Gerasimov took part in the second Chechen war, the Russian military operation in Syria, and the annexation of Crimea, winning medals from those campaigns.

If confirmed, Gerasimov would be the second Russian general from the 41st Army to die within a week in Vladimir Putin’s invasion of Ukraine. At the beginning of March, its deputy commander, Major General Andrei Sukhovetsky, was confirmed by Russian media to have been killed.

The loss of top ranking officers has come at a time when much of Putin’s invasion force has become bogged down by logistical problems, poor morale and Ukrainian resistance. The failure of its encrypted communications system could be another severe blow.
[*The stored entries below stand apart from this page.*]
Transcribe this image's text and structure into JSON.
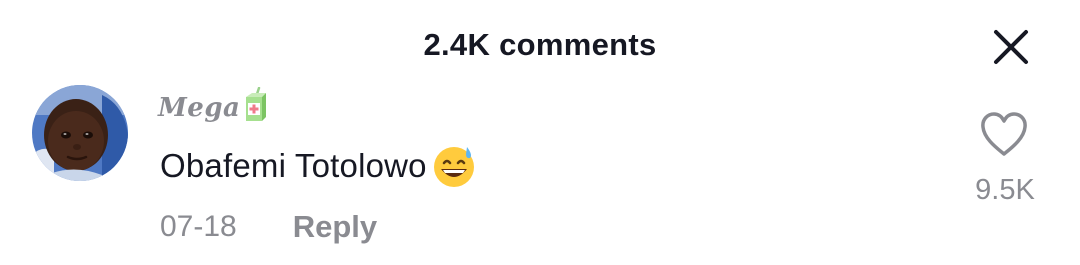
{
  "header": {
    "title": "2.4K comments",
    "close_icon": "close-icon"
  },
  "comment": {
    "avatar_icon": "user-avatar",
    "username": "Mega",
    "username_emoji": "beverage-box-emoji",
    "text": "Obafemi Totolowo",
    "text_emoji": "grinning-face-with-sweat-emoji",
    "date": "07-18",
    "reply_label": "Reply",
    "like_icon": "heart-outline-icon",
    "like_count": "9.5K"
  },
  "colors": {
    "primary_text": "#161823",
    "secondary_text": "#8a8b91",
    "background": "#ffffff"
  }
}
“In the call, you hear the Ukraine-based FSB officer ask his boss if he can talk via the secure Era system. The boss says Era is not working,” Grozev said on Twitter. “Era is a super expensive cryptophone system that [Russia’s defence ministry] introduced in 2021 with great fanfare. It guaranteed [to] work ‘in all conditions’.”

On Tuesday, the Ukrainian president, Volodymyr Zelenskiy, said the war was “like a nightmare” for Russia and hailed the Ukrainian resistance effort.

His comments came after Linda Thomas-Greenfield, the US ambassador to the United Nations, accused Vladimir Putin of having a plan to “brutalise Ukraine” by shelling cities.